If you are an Oklahoma City Thunder fan, I do hope you recognize that your team didn’t materialize out of thin air. Yes, Seattle lost the team they had for 41 years. No, it wasn’t because of the fans. Their former owner was someone I didn’t vote for (Howard Schultz), the mayor of Seattle wasn’t somebody I voted for (Greg Nickels) and the governor, who “promised’ to have the Sonics back in Seattle, was someone I didn’t vote for either (Chris Gregoire). Yet, their apathy, along with plenty of well-written speeches by councilmen and councilwomen, have placed this basketball team where they are: Oklahoma City. Everyone here could go back and watch Sonicsgate from start to finish (and you should. You really should!) but that doesn’t dissuade from the fact that we fans supported the team through dark times for years and all of a sudden it left us, under very, VERY bad terms. Oklahoma City fans have yet to experience the bad. They are grateful for the experience, so far.

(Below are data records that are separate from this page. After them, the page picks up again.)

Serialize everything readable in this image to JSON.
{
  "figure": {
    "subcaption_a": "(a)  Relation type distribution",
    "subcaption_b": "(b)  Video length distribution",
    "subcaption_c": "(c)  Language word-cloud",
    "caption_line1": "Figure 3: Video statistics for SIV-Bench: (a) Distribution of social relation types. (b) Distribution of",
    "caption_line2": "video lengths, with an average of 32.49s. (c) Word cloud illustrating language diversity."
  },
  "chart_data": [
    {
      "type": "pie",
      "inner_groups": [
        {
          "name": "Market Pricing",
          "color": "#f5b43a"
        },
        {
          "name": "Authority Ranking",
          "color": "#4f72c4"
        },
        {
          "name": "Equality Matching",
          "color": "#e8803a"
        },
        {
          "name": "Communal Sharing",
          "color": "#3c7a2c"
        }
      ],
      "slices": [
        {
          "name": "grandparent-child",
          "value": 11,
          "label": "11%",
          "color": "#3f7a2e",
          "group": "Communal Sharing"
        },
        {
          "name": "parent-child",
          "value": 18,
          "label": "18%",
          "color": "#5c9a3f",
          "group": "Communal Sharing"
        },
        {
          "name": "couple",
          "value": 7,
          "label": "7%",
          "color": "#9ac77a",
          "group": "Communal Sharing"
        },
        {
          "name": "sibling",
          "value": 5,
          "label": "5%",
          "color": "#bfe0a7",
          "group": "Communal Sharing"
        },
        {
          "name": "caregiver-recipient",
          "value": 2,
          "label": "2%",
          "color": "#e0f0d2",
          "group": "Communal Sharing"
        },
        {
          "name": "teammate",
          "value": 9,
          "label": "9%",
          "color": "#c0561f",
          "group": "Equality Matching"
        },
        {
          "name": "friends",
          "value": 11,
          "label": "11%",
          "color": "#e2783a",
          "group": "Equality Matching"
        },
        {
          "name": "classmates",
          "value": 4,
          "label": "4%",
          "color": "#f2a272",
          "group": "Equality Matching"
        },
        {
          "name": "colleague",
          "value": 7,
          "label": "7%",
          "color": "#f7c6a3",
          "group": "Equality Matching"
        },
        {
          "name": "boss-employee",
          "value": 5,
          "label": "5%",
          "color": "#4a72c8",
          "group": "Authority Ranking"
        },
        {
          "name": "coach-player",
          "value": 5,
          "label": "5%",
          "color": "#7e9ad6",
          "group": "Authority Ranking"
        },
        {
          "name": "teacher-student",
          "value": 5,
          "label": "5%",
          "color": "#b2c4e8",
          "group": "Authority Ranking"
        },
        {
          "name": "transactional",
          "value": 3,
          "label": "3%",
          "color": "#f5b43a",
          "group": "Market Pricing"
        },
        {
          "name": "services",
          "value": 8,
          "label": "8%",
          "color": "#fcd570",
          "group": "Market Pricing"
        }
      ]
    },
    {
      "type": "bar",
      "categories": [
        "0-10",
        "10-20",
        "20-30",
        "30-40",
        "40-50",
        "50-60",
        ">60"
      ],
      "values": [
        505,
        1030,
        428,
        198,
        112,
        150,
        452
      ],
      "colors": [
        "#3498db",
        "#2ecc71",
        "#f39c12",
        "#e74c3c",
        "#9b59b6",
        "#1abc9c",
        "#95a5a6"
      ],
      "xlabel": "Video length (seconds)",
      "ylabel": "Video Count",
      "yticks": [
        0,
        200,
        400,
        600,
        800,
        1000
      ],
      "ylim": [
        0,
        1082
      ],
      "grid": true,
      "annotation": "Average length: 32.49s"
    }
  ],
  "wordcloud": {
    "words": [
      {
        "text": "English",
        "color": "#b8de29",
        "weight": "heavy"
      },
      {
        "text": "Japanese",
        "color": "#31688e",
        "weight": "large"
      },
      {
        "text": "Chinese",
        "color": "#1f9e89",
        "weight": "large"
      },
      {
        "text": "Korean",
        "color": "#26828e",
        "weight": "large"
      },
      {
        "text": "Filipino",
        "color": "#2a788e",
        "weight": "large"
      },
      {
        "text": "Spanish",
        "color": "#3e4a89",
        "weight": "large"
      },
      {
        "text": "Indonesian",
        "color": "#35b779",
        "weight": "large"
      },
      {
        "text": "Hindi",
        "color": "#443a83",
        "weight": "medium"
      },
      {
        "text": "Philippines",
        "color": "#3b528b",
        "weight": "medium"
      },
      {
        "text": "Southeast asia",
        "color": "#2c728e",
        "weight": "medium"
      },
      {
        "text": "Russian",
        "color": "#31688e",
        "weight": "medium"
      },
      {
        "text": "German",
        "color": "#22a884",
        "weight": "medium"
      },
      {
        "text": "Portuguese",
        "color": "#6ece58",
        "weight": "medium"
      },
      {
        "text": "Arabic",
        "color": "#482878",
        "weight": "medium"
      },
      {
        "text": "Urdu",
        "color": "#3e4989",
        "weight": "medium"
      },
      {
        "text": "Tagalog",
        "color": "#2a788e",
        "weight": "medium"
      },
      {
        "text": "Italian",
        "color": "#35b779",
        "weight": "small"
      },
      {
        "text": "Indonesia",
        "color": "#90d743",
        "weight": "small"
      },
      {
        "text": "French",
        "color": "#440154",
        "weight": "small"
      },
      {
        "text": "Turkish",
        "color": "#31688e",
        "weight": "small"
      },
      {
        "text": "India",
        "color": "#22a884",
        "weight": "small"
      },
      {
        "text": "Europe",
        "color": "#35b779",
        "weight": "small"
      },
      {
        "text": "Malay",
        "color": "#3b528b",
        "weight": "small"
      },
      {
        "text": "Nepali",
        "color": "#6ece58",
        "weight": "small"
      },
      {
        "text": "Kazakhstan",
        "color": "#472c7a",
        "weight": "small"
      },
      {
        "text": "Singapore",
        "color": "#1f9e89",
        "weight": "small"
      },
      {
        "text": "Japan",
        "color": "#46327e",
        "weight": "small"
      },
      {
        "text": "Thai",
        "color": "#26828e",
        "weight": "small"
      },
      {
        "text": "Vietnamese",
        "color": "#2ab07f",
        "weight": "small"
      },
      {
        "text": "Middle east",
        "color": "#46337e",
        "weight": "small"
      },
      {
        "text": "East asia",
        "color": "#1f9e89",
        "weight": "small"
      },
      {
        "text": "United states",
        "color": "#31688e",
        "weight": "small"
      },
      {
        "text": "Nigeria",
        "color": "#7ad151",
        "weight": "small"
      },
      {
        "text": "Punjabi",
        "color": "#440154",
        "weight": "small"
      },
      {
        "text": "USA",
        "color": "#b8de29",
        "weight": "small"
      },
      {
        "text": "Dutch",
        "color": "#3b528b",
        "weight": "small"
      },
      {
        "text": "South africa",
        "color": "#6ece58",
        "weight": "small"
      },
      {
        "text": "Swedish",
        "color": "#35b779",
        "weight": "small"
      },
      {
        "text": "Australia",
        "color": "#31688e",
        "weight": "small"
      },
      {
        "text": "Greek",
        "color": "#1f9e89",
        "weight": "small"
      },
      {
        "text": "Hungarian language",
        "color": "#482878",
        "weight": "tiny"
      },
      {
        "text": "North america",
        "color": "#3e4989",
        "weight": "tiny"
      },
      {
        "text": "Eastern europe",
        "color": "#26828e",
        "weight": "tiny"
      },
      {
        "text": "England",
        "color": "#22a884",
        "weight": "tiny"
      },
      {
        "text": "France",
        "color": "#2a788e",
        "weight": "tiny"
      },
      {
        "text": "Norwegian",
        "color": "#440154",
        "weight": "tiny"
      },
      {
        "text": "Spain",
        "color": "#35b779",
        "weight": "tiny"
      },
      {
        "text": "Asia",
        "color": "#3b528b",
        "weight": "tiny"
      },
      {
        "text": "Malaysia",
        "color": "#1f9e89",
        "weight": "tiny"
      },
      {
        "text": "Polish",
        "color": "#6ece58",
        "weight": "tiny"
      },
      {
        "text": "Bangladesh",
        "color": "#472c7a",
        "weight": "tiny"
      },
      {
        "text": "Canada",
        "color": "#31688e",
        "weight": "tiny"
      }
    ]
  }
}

I have two Seattle SuperSonics T-shirts in my dresser. They have holes in them, which is OK because they’re old shirts. Though they are tattered, the memories they bring back make them more than suitable to wear, proudly, in public. That’s sort of like being a Sonics fan. Though our public perception is tattered/uncertain, we wear our pride in public, because of what memories we have of our team.
For a SuperSonics fan, the legacy of the Oklahoma City Thunder will be like the Auburn Tigers’ legacy of Toomer’s Corner’s trees: Sure, there’s a ton of good about them, but everyone will always remember they were poisoned at some point, and that fact will remain. I’m not rooting for the Thunder to perish. No, I want them to thrive. But when the SuperSonics come back, there will be some very bad blood between the two teams. As a Sonics fan, I hope for that moment, and know it will be the next one in my multitude of memories. I know Minnesota Wild fans and Winnipeg Jets fans held on for a very long time to get their next memorable moment. I will wait for mine for as long as it takes. Not bad for one 28 year-old Sonics fan.